Super PACs aren't just for federal contests such as those for president and Congress, and the 2013 elections are certain to prove it. Millions of dollars in super PAC money are expected to flow down to high-profile races for governor and mayor across the United States.
One likely target of the cash: The battle for mayor of New York City.
The current mayor, Michael Bloomberg, has launched his own super PAC called Independence USA and has indicated he is willing to spend millions on trying to influence the contest to replace him in 2013. Bloomberg, a moderate Republican, is one of the wealthiest men in America and spent more than $100 million of his own money winning a third and final term.
"On issues like guns and education, Mike Bloomberg is poised to play an even bigger role in advancing a mainstream agenda and influencing elections," Howard Wolfson, a top aide to Bloomberg, told The Washington Post.
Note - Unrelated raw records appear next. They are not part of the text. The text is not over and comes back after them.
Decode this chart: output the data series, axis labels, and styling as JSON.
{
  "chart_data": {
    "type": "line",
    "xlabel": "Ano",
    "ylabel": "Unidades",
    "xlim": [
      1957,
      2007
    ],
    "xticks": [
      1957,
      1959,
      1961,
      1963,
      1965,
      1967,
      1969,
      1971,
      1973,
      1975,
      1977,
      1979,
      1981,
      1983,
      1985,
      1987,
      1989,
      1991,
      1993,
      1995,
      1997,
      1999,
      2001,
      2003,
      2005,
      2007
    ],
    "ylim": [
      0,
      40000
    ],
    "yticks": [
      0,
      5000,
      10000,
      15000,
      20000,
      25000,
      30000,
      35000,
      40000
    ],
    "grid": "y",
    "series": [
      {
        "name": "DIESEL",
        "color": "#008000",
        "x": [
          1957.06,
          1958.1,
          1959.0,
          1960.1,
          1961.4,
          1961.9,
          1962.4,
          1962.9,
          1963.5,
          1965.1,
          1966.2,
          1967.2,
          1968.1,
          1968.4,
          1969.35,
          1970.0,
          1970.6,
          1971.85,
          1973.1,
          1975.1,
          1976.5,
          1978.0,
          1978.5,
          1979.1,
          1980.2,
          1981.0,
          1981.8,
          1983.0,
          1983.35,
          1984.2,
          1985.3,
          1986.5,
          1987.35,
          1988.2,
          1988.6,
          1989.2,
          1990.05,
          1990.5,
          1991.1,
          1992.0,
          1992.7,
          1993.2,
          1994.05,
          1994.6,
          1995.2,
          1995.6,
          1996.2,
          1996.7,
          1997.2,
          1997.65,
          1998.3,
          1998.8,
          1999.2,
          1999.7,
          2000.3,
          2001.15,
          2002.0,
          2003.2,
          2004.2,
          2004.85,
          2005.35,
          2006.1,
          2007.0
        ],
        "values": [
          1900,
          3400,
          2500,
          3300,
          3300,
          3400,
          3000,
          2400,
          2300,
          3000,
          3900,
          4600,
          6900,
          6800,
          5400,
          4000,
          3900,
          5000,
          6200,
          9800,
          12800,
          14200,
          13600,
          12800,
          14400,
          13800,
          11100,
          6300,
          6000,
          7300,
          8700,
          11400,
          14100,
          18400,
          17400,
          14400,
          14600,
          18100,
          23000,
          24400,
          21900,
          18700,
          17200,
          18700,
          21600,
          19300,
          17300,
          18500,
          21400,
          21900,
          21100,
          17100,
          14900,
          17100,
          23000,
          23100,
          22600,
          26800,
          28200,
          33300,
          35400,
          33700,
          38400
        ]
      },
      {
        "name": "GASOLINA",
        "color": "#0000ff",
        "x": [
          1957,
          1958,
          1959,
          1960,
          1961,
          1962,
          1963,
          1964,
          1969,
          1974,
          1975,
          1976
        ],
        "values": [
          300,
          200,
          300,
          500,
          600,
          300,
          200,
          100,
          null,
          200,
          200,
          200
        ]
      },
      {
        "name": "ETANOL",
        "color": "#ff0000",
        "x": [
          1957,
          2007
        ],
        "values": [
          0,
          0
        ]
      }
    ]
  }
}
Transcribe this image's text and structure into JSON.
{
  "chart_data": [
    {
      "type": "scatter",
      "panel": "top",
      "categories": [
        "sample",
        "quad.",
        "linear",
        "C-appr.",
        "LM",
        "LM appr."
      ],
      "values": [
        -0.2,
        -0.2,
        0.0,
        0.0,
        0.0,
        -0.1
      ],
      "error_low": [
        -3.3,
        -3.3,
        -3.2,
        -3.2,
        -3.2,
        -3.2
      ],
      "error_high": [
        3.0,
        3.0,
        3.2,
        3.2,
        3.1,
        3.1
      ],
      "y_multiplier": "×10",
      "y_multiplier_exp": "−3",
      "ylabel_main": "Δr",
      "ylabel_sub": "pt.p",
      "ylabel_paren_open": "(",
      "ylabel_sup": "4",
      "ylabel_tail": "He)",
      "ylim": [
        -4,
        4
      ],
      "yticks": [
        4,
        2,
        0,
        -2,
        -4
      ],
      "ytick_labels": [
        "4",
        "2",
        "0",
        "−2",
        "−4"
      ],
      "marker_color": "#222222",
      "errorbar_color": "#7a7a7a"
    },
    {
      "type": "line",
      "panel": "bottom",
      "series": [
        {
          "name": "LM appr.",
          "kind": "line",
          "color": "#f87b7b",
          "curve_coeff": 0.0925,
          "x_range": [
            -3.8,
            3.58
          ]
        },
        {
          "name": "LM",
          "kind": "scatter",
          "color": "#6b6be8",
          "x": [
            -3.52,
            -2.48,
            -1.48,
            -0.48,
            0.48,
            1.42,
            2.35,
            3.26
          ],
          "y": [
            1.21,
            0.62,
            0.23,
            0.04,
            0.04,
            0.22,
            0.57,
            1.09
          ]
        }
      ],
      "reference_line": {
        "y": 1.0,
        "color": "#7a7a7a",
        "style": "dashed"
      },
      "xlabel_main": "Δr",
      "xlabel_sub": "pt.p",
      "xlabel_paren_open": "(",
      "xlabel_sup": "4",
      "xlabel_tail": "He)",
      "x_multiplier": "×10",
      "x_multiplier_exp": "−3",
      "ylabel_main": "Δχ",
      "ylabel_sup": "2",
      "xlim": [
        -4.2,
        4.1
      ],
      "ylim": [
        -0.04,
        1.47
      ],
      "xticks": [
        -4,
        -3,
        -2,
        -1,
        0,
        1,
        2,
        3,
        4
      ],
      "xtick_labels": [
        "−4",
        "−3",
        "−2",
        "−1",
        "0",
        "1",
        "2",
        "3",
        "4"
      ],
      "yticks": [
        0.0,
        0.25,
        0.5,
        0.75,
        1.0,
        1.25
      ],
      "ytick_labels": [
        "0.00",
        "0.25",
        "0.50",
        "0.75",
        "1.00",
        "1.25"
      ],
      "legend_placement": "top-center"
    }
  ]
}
Super PAC spending is permitted to reach down into state and local elections. In the summer of 2012, the U.S. Supreme Court overturned a Montana Supreme Court decision that had upheld that state's own century-old law limiting campaign spending by corporations. The decision meant the Citizens United ruling, which led to the creation of super PACs, applies not only to spending on federal elections, but contests at the state level such as governor and legislature as well.
Other like targets for super PAC spending in 2013 include races for governor in New Jersey, where Chris Christie is expected to run again, and Virginia.
If you thought the end of the 2012 presidential election campaign brought a temporary cease-fire in super PAC spending, think again.
We've only seen the beginning of big money's influence.